Amici corridori, di tanto in tanto mi accade di svicolare dalla mia conclamata monomania, per parlarvi di volumi meritori che riguardano territori affini a quello della corsa sulle lunghe distanze.
È successo due lunedì fa con Vivere lo sport per crescere felici di Isabella Gasperini, risuccede oggi con Alzati e cammina. Sulla strada della viandanza di Luigi Nacci.
Uscito nel 2014 per Ediciclo, Alzati e cammina è stato riproposto nel novembre 2020 in edizione tascabile. Nacci, oltre che guida ambientale escursionistica, è poeta e scrittore. E insegnante. Isoliamo questa professione per liberarci subito dell’unico nostro dubbio nei riguardi di un volume che viceversa si segnala per l’incisività della scrittura, la trasversalità rispetto ai generi e un approccio assai onesto e impavido – dunque niente affatto consolatorio – nei confronti del cammino (o della viandanza, parola bellissima, desueta e giustamente amata dall’autore).
Il dubbio, dicevamo. Che riguarda una certa volontà di normare il corretto apprendistato del viandante, attraverso una fitta serie di suggerimenti che talvolta sfociano in autentiche richieste di esercizi. Il libro muove certamente su un piano metaforico, d’accordo, e gli esercizi di cui parla Nacci ricordano più da vicino gli esercizi spirituali di Ignazio di Loyola che non i compiti di scolastica memoria. Però il lettore si trova comunque davanti a un paradosso: da una parte è attratto dalla scrittura di Lugi Nacci, che lo accompagna verso una spoliazione di sé, un abbandono delle sicurezze e delle comodità feriali, un dimagrimento dell’io, necessari al camminatore (così come a chi affronta la corsa con l’autentica volontà di scoprirne il suo nucleo pulsante) per avvicinarsi al fuoco del mondo, uniformarsi al suo battito, al suo ritmo.
Ma dall’altra il lettore avverte la figura un poco ingombrante dell’autore-papà, prodigo di consigli sulla strategie da adottare per diventare un buon viandante. Eppure, da poeta, Nacci avrebbe dovuto ricordarsi che – lo scrive Cesare Viviani – la poesia non ha interpreti privilegiati. E se il cammino, come la poesia, può condurre al confronto col limite, non c’è un modo migliore o una via più agevole. Ci sono ingredienti indispensabili, certo: l’ascolto, il coraggio, l’attitudine alle scelte assolute.
Per il resto, e il resto non è davvero poca cosa, Alzati e cammina è un libro vibrante di passaggi acuti, sorretto da uno stile sicuro, elegante e vivido allo stesso tempo, a tratti furioso, come accade agli iniziati e ai visionari.

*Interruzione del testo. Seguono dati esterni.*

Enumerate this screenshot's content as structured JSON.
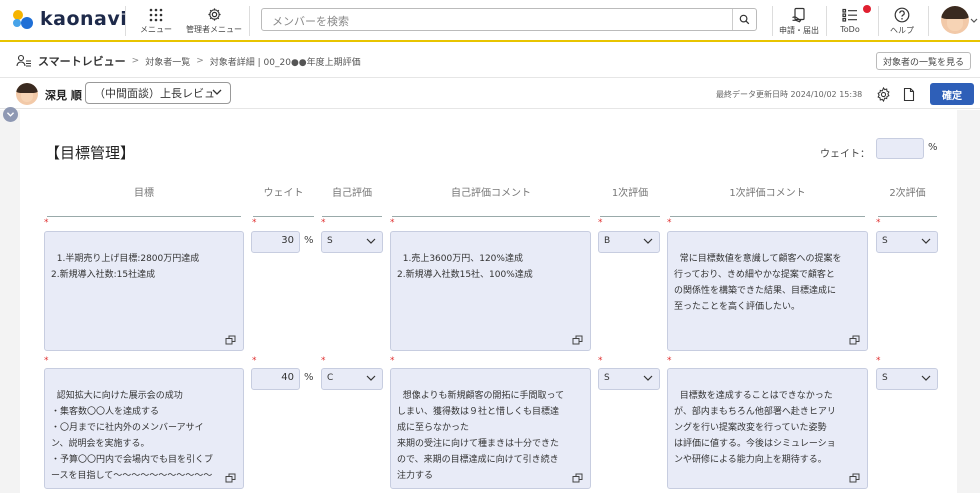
{
  "header": {
    "logo_text": "kaonavi",
    "menu_label": "メニュー",
    "admin_menu_label": "管理者メニュー",
    "search_placeholder": "メンバーを検索",
    "apply_label": "申請・届出",
    "todo_label": "ToDo",
    "help_label": "ヘルプ",
    "todo_badge_color": "#e02030",
    "accent_line_color": "#e8c400"
  },
  "breadcrumb": {
    "app": "スマートレビュー",
    "items": [
      "対象者一覧",
      "対象者詳細 | 00_20●●年度上期評価"
    ],
    "back_button": "対象者の一覧を見る"
  },
  "subject": {
    "name": "深見 順",
    "phase": "（中間面談）上長レビュ",
    "last_update": "最終データ更新日時 2024/10/02 15:38",
    "confirm_button": "確定",
    "confirm_color": "#2e5fb8"
  },
  "section": {
    "title": "【目標管理】",
    "weight_label": "ウェイト：",
    "weight_value": "",
    "weight_unit": "%"
  },
  "columns": [
    "目標",
    "ウェイト",
    "自己評価",
    "自己評価コメント",
    "1次評価",
    "1次評価コメント",
    "2次評価"
  ],
  "required_mark": "*",
  "rows": [
    {
      "goal": "1.半期売り上げ目標:2800万円達成\n2.新規導入社数:15社達成",
      "weight": "30",
      "weight_unit": "%",
      "self_eval": "S",
      "self_comment": "1.売上3600万円、120%達成\n2.新規導入社数15社、100%達成",
      "first_eval": "B",
      "first_comment": "常に目標数値を意識して顧客への提案を\n行っており、きめ細やかな提案で顧客と\nの関係性を構築できた結果、目標達成に\n至ったことを高く評価したい。",
      "second_eval": "S"
    },
    {
      "goal": "認知拡大に向けた展示会の成功\n・集客数〇〇人を達成する\n・〇月までに社内外のメンバーアサイ\nン、説明会を実施する。\n・予算〇〇円内で会場内でも目を引くブ\nースを目指して〜〜〜〜〜〜〜〜〜〜〜",
      "weight": "40",
      "weight_unit": "%",
      "self_eval": "C",
      "self_comment": "想像よりも新規顧客の開拓に手間取って\nしまい、獲得数は９社と惜しくも目標達\n成に至らなかった\n来期の受注に向けて種まきは十分できた\nので、来期の目標達成に向けて引き続き\n注力する",
      "first_eval": "S",
      "first_comment": "目標数を達成することはできなかった\nが、部内まもちろん他部署へ赴きヒアリ\nングを行い提案改変を行っていた姿勢\nは評価に値する。今後はシミュレーショ\nンや研修による能力向上を期待する。",
      "second_eval": "S"
    }
  ]
}
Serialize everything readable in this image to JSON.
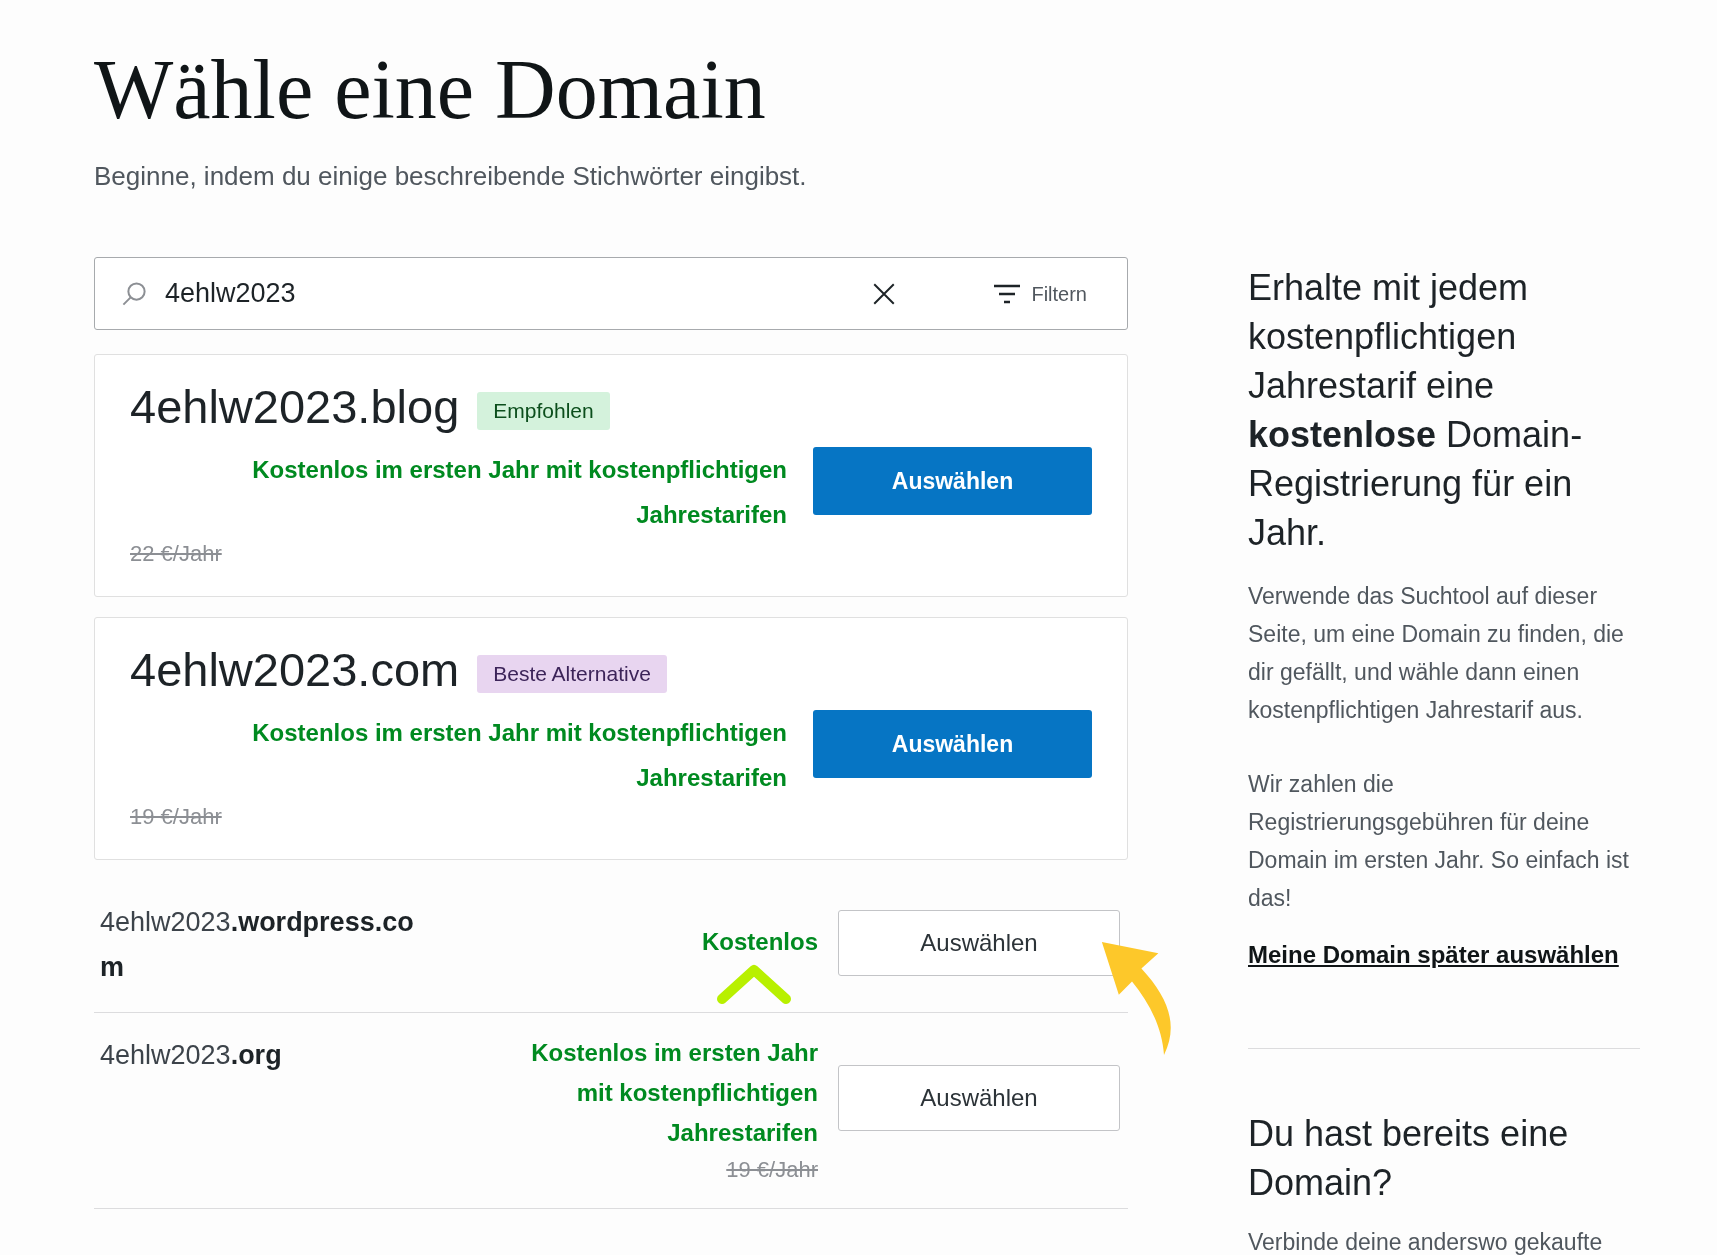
{
  "title": "Wähle eine Domain",
  "subtitle": "Beginne, indem du einige beschreibende Stichwörter eingibst.",
  "search": {
    "value": "4ehlw2023",
    "filter_label": "Filtern"
  },
  "domains": [
    {
      "kind": "featured",
      "name": "4ehlw2023.blog",
      "badge": {
        "label": "Empfohlen",
        "kind": "recommended"
      },
      "offer": "Kostenlos im ersten Jahr mit kostenpflichtigen Jahrestarifen",
      "price": "22 €/Jahr",
      "button": "Auswählen"
    },
    {
      "kind": "featured",
      "name": "4ehlw2023.com",
      "badge": {
        "label": "Beste Alternative",
        "kind": "alternative"
      },
      "offer": "Kostenlos im ersten Jahr mit kostenpflichtigen Jahrestarifen",
      "price": "19 €/Jahr",
      "button": "Auswählen"
    },
    {
      "kind": "plain",
      "name": "4ehlw2023",
      "tld": ".wordpress.com",
      "offer": "Kostenlos",
      "button": "Auswählen"
    },
    {
      "kind": "plain",
      "name": "4ehlw2023",
      "tld": ".org",
      "offer": "Kostenlos im ersten Jahr mit kostenpflichtigen Jahrestarifen",
      "price": "19 €/Jahr",
      "button": "Auswählen"
    }
  ],
  "sidebar": {
    "heading": "Erhalte mit jedem kostenpflichtigen Jahrestarif eine **kostenlose** Domain-Registrierung für ein Jahr.",
    "paragraphs": [
      "Verwende das Suchtool auf dieser Seite, um eine Domain zu finden, die dir gefällt, und wähle dann einen kostenpflichtigen Jahrestarif aus.",
      "Wir zahlen die Registrierungsgebühren für deine Domain im ersten Jahr. So einfach ist das!"
    ],
    "link": "Meine Domain später auswählen",
    "heading2": "Du hast bereits eine Domain?",
    "text2": "Verbinde deine anderswo gekaufte"
  }
}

Lontanissimo dai troppi manuali che vedono nel cammino (e nella corsa) uno strumento di autocelebrazione, il volume afferma semmai il bisogno di prendere commiato dalle consuetudini e delle certezze accumulate, per poter abbracciare la fatica e forse intuire, per lo meno intuire, il senso ultimo dello stare al mondo.
In una delle primissime pagine si legge una frase emblematica: “Lasciare la propria identità sull’uscio” (p. 11). È davvero l’amuleto che Luigi Nacci ostenterà con sapienza per tutte le centottanta pagine del libro, ricordando al lettore quale sia l’esito della viandanza: “alla fine perderai tutto, compreso ciò che chiami, incautamente, «io»” (p. 28).
In uno dei punti più memorabili leggiamo: “Questo non è un libro sul Camminare. Ripeto: non è un libro sul Camminare. È un libro sul cammino. La c maiuscola non c’è, perché le maiuscole sono legionari che portano il comandante in trionfo. Il trionfo è l’antitesi del cammino”, p. 45.
Ossessionati da impegni e scadenze, passiamo una quantità abnorme di tempo a contare quanto manca al prossimo appuntamento, al prossimo incontro. Mentre la viandanza è un’immersione totale, che non prevede punti di ristoro o altri in cui si possa riscuotere alcunché. Dunque: “Se vuoi farti viandante, devi smettere di contare”, p. 63.
E terminiamo con un’altra importante citazione, che ci ricorda come il cammino, al pari della poesia (e della corsa), non è certo un cursum honorum o un percorso di progressiva affermazione di sé ma, al contrario, una severa pratica all’ascolto del mondo, per la quale forse occorre sacrificare il proprio io: “Come il cammino, la poesia è un atto disinteressato, che scansa il potere, mira all’essenzialità, scava per trovare la parola che possa indicare il mistero al di là della siepe”, p. 95.